KEDUA, problem kordinasi, salah satu faktor lambatnya percepatan
pembangunan adalah lemahnya ruang kordinasi antar gubernur dgn bupati/walikota,
termasuk juga miskordinasi antar sektor/bidang/dinas. Ini semua efeknya pada
penumpukan masalah daerah yang tak bisa diurai sehingga opsi kebijakan menjadi
terbatas dan hilangnya senergisitas.

KETIGA, minim Kolaborasi dan menguatnya kompetisi. 20 tahun
berprovinsi Kita terjebak pada semangat kompetisi perebutan kekuasan dan lupa
energi untuk berkolaborasi sebagai sesama anak daerah. Poinnya kita sia-siakan
energi kemajuan dan menghabiskan waktu utk bermusuhan.

KEEMPAT, "Jebakan Sumberdaya Alam". Kita gagal
mentransmisikan keunggulan SDA utk kemakmuran rakyat. Yang terjadi justru kita
mengobral sumberdaya alam utk kepentingan kelompok kekuasaan. Pemilik kuasa
bebas membagi sumberdaya mineral negeri ini dgn rakus dan membiarkan rakyat
terkapar miskin diatas tumpukan emas dan nikel.

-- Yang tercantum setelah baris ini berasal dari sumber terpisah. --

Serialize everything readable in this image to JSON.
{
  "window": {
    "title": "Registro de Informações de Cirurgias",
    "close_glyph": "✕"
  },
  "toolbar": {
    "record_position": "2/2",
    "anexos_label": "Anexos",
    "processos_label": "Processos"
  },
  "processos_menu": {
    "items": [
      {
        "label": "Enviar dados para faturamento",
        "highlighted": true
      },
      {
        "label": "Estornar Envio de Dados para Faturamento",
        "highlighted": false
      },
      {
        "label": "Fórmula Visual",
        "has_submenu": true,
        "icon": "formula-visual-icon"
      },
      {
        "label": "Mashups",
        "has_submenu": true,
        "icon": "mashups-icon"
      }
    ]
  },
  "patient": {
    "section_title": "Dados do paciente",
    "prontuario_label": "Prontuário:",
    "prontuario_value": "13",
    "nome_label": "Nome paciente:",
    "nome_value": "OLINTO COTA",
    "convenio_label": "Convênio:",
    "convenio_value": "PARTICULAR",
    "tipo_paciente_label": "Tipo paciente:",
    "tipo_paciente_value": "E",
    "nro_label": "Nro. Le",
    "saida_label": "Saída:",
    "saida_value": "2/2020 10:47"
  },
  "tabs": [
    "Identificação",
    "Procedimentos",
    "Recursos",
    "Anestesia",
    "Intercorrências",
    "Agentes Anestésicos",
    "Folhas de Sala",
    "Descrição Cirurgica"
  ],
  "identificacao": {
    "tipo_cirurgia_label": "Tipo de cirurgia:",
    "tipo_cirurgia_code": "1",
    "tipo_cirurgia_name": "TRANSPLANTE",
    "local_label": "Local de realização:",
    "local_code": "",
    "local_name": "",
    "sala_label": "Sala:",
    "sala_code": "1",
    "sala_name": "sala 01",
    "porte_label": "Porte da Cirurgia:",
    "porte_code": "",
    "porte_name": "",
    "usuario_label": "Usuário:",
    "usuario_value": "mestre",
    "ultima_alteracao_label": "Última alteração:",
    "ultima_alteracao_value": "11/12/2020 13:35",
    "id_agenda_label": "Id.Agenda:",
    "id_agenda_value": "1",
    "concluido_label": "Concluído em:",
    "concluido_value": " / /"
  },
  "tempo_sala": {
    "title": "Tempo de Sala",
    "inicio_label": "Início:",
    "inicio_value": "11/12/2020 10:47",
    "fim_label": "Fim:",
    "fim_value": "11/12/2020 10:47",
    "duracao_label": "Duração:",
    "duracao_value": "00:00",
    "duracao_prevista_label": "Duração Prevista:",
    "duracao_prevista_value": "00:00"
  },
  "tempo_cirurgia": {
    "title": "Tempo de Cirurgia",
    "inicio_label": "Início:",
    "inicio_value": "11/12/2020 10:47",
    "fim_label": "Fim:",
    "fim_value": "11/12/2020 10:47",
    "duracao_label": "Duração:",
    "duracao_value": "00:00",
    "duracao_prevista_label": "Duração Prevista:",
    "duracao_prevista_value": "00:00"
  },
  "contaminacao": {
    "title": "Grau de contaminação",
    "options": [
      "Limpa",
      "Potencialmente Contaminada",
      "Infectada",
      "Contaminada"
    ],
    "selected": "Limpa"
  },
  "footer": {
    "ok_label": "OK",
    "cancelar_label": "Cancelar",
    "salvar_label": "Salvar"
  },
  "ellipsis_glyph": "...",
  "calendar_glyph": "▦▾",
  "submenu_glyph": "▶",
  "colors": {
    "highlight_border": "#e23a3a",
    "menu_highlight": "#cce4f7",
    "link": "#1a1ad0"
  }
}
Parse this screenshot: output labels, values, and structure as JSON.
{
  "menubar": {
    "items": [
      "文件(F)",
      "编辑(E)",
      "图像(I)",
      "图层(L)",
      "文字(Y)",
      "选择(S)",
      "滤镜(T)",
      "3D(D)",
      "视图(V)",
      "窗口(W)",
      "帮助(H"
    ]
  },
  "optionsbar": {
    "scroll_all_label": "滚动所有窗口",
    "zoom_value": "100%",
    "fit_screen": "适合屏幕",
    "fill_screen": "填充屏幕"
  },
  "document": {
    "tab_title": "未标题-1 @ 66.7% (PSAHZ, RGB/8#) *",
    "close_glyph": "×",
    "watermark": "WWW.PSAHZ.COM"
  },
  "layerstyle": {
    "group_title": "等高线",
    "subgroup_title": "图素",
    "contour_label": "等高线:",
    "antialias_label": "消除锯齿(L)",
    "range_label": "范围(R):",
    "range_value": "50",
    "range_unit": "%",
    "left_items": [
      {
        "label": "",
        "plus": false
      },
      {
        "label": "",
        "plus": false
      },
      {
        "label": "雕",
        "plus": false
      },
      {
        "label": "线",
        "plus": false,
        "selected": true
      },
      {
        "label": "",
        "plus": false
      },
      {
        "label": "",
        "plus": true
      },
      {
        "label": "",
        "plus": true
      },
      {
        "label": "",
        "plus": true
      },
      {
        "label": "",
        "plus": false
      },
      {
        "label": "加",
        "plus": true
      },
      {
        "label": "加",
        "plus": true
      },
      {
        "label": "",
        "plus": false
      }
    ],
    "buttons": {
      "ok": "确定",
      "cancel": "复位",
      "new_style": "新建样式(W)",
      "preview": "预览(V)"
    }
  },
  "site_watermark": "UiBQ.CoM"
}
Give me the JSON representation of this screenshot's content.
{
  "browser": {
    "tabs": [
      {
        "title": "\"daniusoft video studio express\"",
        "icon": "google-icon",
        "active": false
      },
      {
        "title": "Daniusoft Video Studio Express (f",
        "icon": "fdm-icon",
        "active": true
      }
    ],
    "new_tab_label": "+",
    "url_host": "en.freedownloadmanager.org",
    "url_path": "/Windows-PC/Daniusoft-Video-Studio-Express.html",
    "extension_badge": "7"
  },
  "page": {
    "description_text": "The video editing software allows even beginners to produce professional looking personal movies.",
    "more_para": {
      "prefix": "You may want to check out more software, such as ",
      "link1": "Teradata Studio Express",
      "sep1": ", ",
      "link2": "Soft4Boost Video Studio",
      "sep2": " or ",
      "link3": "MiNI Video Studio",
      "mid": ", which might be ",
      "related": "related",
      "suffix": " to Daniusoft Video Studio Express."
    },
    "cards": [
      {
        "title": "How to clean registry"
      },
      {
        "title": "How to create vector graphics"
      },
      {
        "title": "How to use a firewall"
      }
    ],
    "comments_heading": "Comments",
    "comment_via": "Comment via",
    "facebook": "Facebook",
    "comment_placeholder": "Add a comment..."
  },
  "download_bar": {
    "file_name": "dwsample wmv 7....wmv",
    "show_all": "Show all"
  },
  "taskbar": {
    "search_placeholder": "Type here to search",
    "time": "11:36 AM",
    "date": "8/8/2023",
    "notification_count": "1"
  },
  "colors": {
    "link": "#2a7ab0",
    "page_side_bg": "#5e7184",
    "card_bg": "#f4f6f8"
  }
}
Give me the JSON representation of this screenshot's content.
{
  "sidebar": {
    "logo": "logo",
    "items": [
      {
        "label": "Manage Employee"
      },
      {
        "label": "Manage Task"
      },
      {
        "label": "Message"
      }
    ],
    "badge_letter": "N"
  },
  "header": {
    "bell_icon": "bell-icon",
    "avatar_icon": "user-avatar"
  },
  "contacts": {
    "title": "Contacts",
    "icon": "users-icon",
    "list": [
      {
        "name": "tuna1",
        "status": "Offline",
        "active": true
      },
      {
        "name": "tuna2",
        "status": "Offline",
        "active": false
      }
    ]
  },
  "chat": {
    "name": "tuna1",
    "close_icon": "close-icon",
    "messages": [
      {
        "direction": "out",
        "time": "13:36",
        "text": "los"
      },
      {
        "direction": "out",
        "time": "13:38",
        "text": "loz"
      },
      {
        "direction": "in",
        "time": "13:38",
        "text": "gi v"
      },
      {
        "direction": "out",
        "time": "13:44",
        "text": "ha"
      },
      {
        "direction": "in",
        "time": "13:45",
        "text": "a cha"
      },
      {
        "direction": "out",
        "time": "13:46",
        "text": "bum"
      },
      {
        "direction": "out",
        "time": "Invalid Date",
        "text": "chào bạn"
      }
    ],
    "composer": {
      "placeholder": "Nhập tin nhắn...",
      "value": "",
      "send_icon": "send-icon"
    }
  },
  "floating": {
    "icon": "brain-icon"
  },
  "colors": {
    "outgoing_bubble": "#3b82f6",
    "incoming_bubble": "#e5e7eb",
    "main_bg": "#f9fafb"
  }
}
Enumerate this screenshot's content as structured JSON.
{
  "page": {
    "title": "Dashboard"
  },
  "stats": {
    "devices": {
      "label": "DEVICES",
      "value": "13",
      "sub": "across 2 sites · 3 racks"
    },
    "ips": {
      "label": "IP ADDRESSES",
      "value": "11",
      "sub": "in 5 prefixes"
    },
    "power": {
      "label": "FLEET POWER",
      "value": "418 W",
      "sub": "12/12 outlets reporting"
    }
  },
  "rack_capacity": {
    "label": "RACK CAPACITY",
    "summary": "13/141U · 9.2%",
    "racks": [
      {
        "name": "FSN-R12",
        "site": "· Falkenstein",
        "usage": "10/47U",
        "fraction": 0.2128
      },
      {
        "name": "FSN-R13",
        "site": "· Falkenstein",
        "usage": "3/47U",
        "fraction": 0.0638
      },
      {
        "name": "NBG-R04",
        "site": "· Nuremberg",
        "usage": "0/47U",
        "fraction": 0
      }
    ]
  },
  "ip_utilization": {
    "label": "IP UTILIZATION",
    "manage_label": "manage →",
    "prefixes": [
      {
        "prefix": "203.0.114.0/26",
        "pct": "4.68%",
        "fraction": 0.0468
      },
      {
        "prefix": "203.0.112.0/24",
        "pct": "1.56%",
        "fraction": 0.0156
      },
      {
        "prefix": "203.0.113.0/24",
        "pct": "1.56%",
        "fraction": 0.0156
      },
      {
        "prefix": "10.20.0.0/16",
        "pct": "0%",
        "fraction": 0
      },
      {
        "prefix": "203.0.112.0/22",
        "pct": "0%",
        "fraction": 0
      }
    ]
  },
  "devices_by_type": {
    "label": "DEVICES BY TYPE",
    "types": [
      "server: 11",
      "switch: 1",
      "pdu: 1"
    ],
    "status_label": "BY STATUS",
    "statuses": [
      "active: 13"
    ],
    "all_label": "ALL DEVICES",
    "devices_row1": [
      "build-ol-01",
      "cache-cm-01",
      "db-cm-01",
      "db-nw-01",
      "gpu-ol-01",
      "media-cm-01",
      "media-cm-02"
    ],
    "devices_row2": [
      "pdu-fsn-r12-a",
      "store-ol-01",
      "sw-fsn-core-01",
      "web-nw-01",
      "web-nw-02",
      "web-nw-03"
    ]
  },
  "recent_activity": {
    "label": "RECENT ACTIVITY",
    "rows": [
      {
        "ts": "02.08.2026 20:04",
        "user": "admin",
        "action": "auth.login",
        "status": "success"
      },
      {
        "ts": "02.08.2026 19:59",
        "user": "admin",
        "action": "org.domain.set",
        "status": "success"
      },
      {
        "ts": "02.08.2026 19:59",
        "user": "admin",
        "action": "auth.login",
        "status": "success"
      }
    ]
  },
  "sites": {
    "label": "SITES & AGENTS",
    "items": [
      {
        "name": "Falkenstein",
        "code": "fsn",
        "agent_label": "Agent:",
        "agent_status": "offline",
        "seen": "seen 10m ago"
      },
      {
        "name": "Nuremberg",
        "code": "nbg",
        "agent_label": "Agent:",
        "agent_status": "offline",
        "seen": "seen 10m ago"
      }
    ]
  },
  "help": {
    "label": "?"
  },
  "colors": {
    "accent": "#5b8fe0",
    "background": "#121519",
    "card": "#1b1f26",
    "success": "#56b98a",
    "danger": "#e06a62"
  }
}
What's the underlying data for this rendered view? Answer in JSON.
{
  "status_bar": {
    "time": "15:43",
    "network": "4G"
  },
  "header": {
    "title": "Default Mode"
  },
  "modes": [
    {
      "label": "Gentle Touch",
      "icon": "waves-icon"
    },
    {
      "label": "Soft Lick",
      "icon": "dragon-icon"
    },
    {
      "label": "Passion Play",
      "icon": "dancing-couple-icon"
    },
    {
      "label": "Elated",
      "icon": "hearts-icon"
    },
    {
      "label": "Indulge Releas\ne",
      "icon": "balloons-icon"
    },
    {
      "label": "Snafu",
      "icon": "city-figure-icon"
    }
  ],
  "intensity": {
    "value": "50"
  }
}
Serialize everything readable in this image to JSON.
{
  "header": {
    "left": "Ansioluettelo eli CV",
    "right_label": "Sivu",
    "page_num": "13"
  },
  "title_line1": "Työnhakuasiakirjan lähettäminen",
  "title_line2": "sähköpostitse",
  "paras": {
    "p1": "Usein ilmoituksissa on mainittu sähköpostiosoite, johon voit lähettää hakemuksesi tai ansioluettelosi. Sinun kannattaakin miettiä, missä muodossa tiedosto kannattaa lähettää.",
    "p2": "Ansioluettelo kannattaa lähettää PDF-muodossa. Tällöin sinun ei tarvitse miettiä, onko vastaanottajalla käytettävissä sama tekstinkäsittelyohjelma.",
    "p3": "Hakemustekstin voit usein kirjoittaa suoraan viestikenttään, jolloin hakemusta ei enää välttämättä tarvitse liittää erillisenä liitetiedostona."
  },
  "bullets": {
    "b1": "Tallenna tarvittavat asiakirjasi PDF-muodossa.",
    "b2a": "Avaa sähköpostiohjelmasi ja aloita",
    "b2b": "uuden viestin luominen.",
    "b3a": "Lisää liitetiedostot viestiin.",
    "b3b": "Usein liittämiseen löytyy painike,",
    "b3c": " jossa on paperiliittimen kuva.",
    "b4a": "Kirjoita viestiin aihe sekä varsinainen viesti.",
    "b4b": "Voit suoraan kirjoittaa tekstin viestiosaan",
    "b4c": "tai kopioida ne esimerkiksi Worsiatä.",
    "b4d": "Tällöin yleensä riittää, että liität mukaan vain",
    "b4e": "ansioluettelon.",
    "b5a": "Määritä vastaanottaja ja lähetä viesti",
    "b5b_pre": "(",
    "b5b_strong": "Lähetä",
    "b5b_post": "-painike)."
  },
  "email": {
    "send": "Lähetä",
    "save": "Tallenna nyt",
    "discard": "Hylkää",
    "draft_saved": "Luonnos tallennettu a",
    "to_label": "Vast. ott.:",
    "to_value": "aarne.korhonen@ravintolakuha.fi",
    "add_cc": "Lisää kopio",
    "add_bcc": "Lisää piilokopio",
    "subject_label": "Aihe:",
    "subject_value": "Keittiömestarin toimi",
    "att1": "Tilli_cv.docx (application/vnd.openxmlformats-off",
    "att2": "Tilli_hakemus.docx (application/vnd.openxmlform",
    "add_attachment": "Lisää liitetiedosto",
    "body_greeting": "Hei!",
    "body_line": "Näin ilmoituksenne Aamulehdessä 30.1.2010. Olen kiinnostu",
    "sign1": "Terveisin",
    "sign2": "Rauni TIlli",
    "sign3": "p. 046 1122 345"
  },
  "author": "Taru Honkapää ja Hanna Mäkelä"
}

KELIMA, pemerintah tak memiliki kekuatan untuk tampil membela
kepentingan para petani kopra, nelayan & pemilik lahan dilkasi tambang.
Rakyat seolah dibiarkan mengurus diri sendiri dan dikalahkan oleh kekuataan
kapitalis. Kita kehilangan kendali atas negeri ini, rakyat yg menuntut dianggap
memberontak & melawan investasi kolonial.

KEENAM, Pemerintah daerah terlalu banyak membungkuk pd
kepentingan pusat kekuasaan ketimbang menuntut utk kepentingan rakyat. Akhirnya
daerah ini hanya jadi sapi perahan pemilik modal dan pemegang kuasa di pusat
kekuasaan di jakarta. Kita jadi subordinasi dan inferior secara politik.

KETUJUH, Pemerintah daerah gagal mengubah kekuatan sejarah
menjadi political power. Ini suatu kelemahan yang harus disadari bahwa sejarah
besar kita bisa di trasmisikan menjadi bergaining power jika pemerintah daerah
sadar sejarah. Padahal jika kita mampu mengelola sejarah integrasi papua dengan
baik maka kita jadi penentu arah kebijakan negara.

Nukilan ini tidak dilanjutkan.